American Society for Pharmacology and Experimental Therapeutics
Journal of Pharmacology and Experimental Therapeutics vol:295 issue:1 pages:274-83
Human dopamine D(2) and D(3) receptors were expressed in Chinese hamster ovary (CHO) and Escherichia coli cells to compare their ligand binding properties in the presence or absence of G-proteins and to analyze their ability to interact with G(i/o)-proteins. Binding affinities of agonists (dopamine, 7-OH-DPAT, PD128907, lisuride) and antagonists/inverse agonists (haloperidol, risperidone, domperidone, spiperone, raclopride, nemonapride), measured using [(125)I]iodosulpride and [(3)H]7-OH-DPAT, were similar for hD(3) receptors in E. coli and CHO cell membranes.
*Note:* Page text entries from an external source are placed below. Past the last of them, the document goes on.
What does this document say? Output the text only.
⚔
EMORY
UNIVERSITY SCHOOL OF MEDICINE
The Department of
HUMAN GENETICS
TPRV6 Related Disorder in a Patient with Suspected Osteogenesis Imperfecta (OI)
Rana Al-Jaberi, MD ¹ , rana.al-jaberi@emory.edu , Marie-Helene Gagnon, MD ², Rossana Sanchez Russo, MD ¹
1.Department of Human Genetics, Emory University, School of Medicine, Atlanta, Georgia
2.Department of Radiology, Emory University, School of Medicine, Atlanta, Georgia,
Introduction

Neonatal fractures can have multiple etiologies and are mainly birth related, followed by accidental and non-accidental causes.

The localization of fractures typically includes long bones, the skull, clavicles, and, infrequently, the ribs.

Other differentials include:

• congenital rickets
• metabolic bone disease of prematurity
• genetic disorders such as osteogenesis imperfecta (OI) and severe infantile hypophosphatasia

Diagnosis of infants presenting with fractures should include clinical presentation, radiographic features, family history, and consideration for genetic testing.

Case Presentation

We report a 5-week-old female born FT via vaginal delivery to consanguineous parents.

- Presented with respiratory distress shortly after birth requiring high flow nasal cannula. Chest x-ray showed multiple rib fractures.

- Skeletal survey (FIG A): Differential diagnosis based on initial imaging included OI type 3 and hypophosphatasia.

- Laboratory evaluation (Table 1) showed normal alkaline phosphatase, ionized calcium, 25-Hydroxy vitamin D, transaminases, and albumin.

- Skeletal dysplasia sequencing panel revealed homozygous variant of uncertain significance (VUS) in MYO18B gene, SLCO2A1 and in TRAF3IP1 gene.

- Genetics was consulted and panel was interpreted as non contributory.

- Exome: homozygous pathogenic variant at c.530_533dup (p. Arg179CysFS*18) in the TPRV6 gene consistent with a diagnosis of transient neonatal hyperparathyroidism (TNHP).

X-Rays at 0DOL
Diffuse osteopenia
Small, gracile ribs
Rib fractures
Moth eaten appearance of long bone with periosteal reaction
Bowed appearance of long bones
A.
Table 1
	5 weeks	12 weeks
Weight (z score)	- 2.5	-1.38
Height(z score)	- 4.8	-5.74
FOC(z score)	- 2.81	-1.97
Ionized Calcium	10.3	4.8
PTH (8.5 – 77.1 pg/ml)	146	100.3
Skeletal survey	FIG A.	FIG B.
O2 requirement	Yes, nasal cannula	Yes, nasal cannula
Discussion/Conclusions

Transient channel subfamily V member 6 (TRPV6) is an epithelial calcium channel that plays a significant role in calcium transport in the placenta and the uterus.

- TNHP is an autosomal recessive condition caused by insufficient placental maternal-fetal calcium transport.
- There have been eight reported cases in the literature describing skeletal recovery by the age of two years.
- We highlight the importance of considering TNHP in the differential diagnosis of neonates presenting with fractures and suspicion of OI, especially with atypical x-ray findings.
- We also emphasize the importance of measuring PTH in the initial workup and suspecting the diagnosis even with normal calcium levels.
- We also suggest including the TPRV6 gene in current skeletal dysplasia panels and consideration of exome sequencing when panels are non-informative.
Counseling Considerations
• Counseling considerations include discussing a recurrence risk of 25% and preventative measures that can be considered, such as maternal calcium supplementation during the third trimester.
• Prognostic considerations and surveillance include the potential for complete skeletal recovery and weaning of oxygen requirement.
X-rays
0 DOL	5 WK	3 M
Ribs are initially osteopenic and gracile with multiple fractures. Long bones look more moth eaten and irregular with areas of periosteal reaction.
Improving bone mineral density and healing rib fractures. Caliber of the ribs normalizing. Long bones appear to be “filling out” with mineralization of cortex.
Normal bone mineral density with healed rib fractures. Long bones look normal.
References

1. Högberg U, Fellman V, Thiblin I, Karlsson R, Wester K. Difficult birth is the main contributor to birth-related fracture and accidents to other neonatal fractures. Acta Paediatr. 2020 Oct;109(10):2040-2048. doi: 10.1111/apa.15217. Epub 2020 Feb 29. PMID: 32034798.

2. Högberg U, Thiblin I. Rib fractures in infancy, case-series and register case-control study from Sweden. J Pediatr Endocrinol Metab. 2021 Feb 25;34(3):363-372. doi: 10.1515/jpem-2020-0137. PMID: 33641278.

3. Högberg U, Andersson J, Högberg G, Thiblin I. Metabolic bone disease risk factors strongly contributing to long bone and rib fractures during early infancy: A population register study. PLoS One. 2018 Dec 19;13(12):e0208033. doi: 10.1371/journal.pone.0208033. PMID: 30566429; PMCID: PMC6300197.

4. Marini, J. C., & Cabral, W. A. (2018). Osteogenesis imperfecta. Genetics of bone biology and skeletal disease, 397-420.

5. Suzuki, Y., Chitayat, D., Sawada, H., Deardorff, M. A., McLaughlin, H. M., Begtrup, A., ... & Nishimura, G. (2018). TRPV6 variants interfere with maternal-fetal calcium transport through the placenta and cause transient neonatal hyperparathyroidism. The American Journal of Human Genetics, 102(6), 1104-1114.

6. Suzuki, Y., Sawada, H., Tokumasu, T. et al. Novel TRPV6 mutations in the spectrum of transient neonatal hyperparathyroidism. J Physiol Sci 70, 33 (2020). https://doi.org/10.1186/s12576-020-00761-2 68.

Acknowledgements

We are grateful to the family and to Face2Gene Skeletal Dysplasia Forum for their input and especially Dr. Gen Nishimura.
Both agonists and antagonists showed 2- to 25-fold lower binding affinities at hD(2) receptors in E. coli versus CHO cell membranes (measured with [(3)H]spiperone), but the rank order of potencies remained similar. Purported inverse agonists did not display higher affinities for G-protein-free receptors. In CHO membranes, GppNHp decreased high affinity agonist ([(3)H]7-OH-DPAT) binding at hD(2) receptors but not at hD(3) receptors. Also, [(3)H]7-OH-DPAT (nanomolar concentration range) binding was undetectable at hD(2) but clearly measurable at hD(3) receptors in E. coli membranes. Addition of a G(i/o)-protein mix to E. coli membranes increased high affinity [(3)H]7-OH-DPAT binding in a concentration-dependent manner at hD(2) and hD(3) receptors; this effect was reversed by addition of GppNHp. The potency of the G(i/o)-protein mix to reconstitute high affinity binding was similar for hD(2) and hD(3) receptors. Thus, agonist binding to D(3) receptors is only slightly affected by G-protein uncoupling, pointing to a rigid receptor structure. Furthermore, we propose that the generally reported lower signaling capacity of D(3) receptors (versus D(2) receptors) is not due to its lower affinity for G-proteins but attributed to its lower capacity to activate these G-proteins.